По свежему следу прибыло подразделение НКВД. Среди местных сразу нашлись свидетели, утверждавшие, что видели накануне солдата без пилотки, шедшего к школе, где был расположен пост ПВО. Здесь незнакомцу удалось-таки обзавестись пилоткой, дальше он сел на пассажирский пароход и махнул вверх по Дону, к Лискам. Тщательные поиски добавили к общей картине и потерянную пилотку.
Тревожную новость сглаживал анекдот. Одна из старушек, бывшая среди баб, нашедших рацию, в виде вознаграждения за ценную находку ходила за офицером и выпрашивала у него хромированный винтик для вставного зуба.
В семье Журавлевых перед Новым годом Ольга родила девочку – Галю. Тамара, Виктор и Антонина взяли на себя заботу о младших, стряпню и уход за скотиной.
Одним июньским вечером отец вернулся с работы сильно опечаленный.
– Стряслось чего, Саш? – спросила его жена.
– Повестку вручили, – негодовал тот. – Я им толкую, что у меня семеро по лавкам, что мне уже годов-то сколько, а они говорят: «Раз бумага пришла, там лучше знают».
– Витька! – прокричала Тамара на улицу. – Батю в армию забирают.
В этот момент у двора остановились дрожки, парень вышел встречать гостя. Привязав поводья к столбу, незнакомый мужчина обнял за плечи Виктора, вместе они вошли во двор.
– Батюшки, Сергей! – глянув в окно, обрадовалась Ольга.
Тамара поняла, что приехал младший брат матери, дядя Сережа, который жил в Лисках и состоял на должности директора конторы Главзаготскота. Зайдя в дом, мужчина начал по очереди обнимать племянников и племянниц. В красивом скуластом лице, в манере поведения, в одежде и движениях чувствовалось его отличие от деревенских мужиков.
– Ну, какие «жили-были»? – сев на лавку, поинтересовался он. – Не рады видеть, что ли?
– Да какое уж теперь веселье, – ответила Ольга. – Сашку вон в армию мобилизуют. А куда я со своим выводком без мужика?
– Это еще не печаль, – попытался подбодрить Сергей сестру. – Муж живой? А ты его уже хоронить собралась. Да у тебя дети подрастают. Витька вон какой бычок стал.
– А детям, думаешь, не тяжко? – отмахнулась Ольга.
– Не волнуйся, Александр Иванович, – Сергей взял зятя за локоть, – я их не оставлю, как своим помогать буду. Да они и есть мои.
* * *С первых чисел июля к селу снова потянулись караваны беженцев. Повторялась история осени прошлого года, только помноженная в разы. Потоки людей бесконечной вереницей тянулись по дорогам от станций с Подгорного, Сагунов и Россоши. Село манило своей надежной понтонной переправой. Люди стремились уйти на левый берег. Особой тревоги у белогорцев новая эвакуация не вызвала: ну, идут, так и в прошлом году шли; ну, гонят скот, так и в прошлом году гнали. Как-то пронесся слух, что с беженцами видели и военных.

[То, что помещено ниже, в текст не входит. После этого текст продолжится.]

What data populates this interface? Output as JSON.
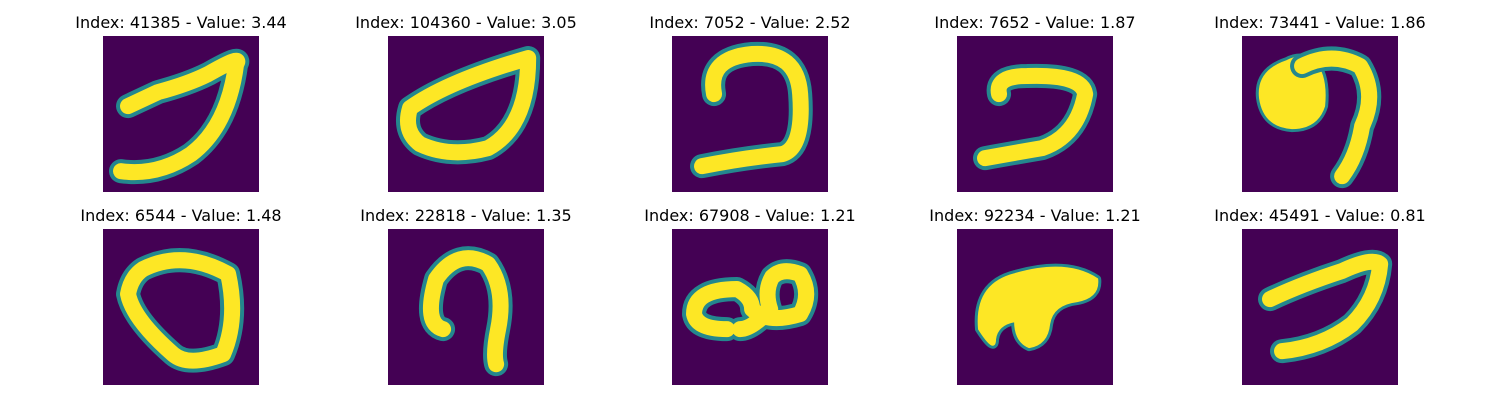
{
  "colors": {
    "background": "#440154",
    "foreground": "#fde725",
    "edge": "#24878e"
  },
  "panels": [
    {
      "title": "Index: 41385 - Value: 3.44",
      "index": 41385,
      "value": 3.44
    },
    {
      "title": "Index: 104360 - Value: 3.05",
      "index": 104360,
      "value": 3.05
    },
    {
      "title": "Index: 7052 - Value: 2.52",
      "index": 7052,
      "value": 2.52
    },
    {
      "title": "Index: 7652 - Value: 1.87",
      "index": 7652,
      "value": 1.87
    },
    {
      "title": "Index: 73441 - Value: 1.86",
      "index": 73441,
      "value": 1.86
    },
    {
      "title": "Index: 6544 - Value: 1.48",
      "index": 6544,
      "value": 1.48
    },
    {
      "title": "Index: 22818 - Value: 1.35",
      "index": 22818,
      "value": 1.35
    },
    {
      "title": "Index: 67908 - Value: 1.21",
      "index": 67908,
      "value": 1.21
    },
    {
      "title": "Index: 92234 - Value: 1.21",
      "index": 92234,
      "value": 1.21
    },
    {
      "title": "Index: 45491 - Value: 0.81",
      "index": 45491,
      "value": 0.81
    }
  ]
}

Тамара, справившись с домашними заботами, пошла к шляху проверить эти вести. Во дворе школы она встретила одноклассницу Бабичеву Марусю. От нее узнала, что завтра будет торжественная линейка: проводы десятиклассников в армию.
– Представляешь, и девушек тоже на фронт отправляют. Нашему седьмому классу надо быть в полном составе, – заявила Маруся.
– Ой, Марусь, я не смогу, работы дома много.
– А я после линейки в Павловск пойду. Поступать собираюсь в педучилище. Документы сегодня забрала из школы, – похвалилась подруга Тамаре.
– Везет тебе, Машка. А я от работы куда денусь? Дети вон на мне да на Тоньке.
– Гляди! – прервала Маруся подругу и указала на дорогу. – И вправду военные!
По шляху, покрытые толстым слоем пыли, топали изнуренные солдаты, в основном молодые, неокрепшие. Неразношенные пилотки неуклюже торчали на стриженых головах. Бойцы сгибались под тяжестью вещевых мешков и винтовок. Позади тянулись несколько телег с ранеными. Уложив забинтованную ногу на дно повозки, а здоровую свесив наружу, на замыкавшей обоз двуколке сидел невзрачного вида солдатик. Он играл на гармошке нехитрую мелодию, словно казахский акын, напевая приходящие на ум строчки:
Возле древнего села – русская пехота, Отступая к Дону, шла численностью рота.Старик на деревянном протезе, стоявший тут же в школьном дворе, закричал на него:
– Время ли для песен-то? Рад, что ноги за Дон уносите?
– Я свое отвоевал, папаша, – спокойно ответил тот. – Скоро, как тебе, одну конечность оттяпают. Пою вот, чтобы братишкам не так тяжко по ухабам скакать было, – махнул он на лежащих в телеге раненых.
– А я-то думал, отомстите германцу за нас. Видишь, с четырнадцатого года на колодянке прыгаю!
– Еще посчитаемся, батя! – говорили из толпы угрюмые бойцы.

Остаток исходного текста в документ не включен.